For \( z^2 + c \). If\( |c| > 2 \), then then \( J_c \) is Fatou dust. If \( |z| > 2 \) and \( |c| < 2 \) then \( J_c \) is contained in the \( |z|<=2 \) disk. Now I want to swap planes, I keep tripping up on this part. Fix a starting point z, with \( |z| > 2 \), for the parameter plane calculation. Then pick a "pixel" value c. Does z converge for c? Only if z is in the 0-measure set \( J_c \). So unless you engineered the choice of z and c, the answer is no. The parameter plane image is empty, the brot disappears. Yes, this is a long way to say what everyone already knows. However, the \( |c| < 2 \) condition is often ignored in escape-checks. And this sets up a contrast with the rational function case. based on the nature of the Julia set.
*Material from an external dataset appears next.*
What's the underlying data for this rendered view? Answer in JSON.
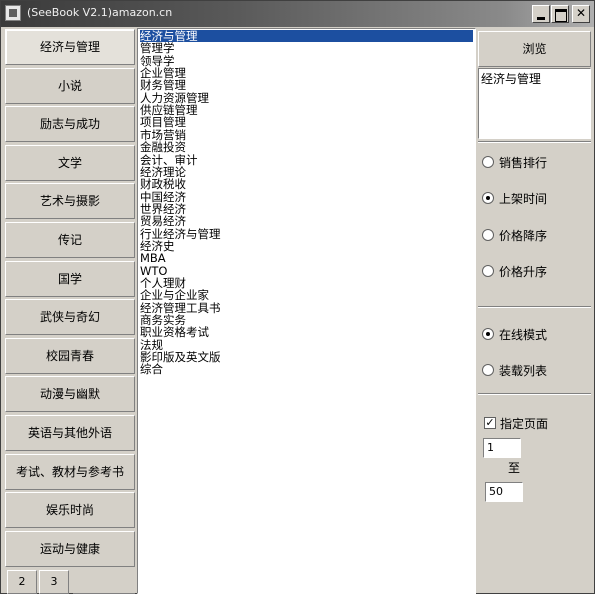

Now suppose f is a rational function. Any of them discussed in the thread will work. Although degree numerator <= degree denominator may be required. For these rational functions we know there exists c where \( J_c = \bar{C} \). Now f(z,c) is continuous, so there is an open set around the c with this property. (Yes, this needs proof, but it makes intuitive sense and all images so far support the statement). So the parameter space image, will have an open set (measure > 0) around c with this property. The filled-in Julia set definition of M-set fails because \( \infty \) does not attract. Whatever we do to replace it should include\( \{ c | z \in J_c \} \), in particular this c is included. Any of the alternate, non-escape time, coloring methods in this thread seem to do a good job of exposing these points. You might be suspicious that the starting point z has not been mentioned yet. For which starting values of z is this c an interesting point? When is \( z \in J_c \)? Always because \( J_c = \bar{C} \). The starting point does not matter!\( \)

These images show distinct brot and antibrot components. I think it makes sense that the brot disappears without careful selection of the start value, while the antibrot seems unchanged with any start value.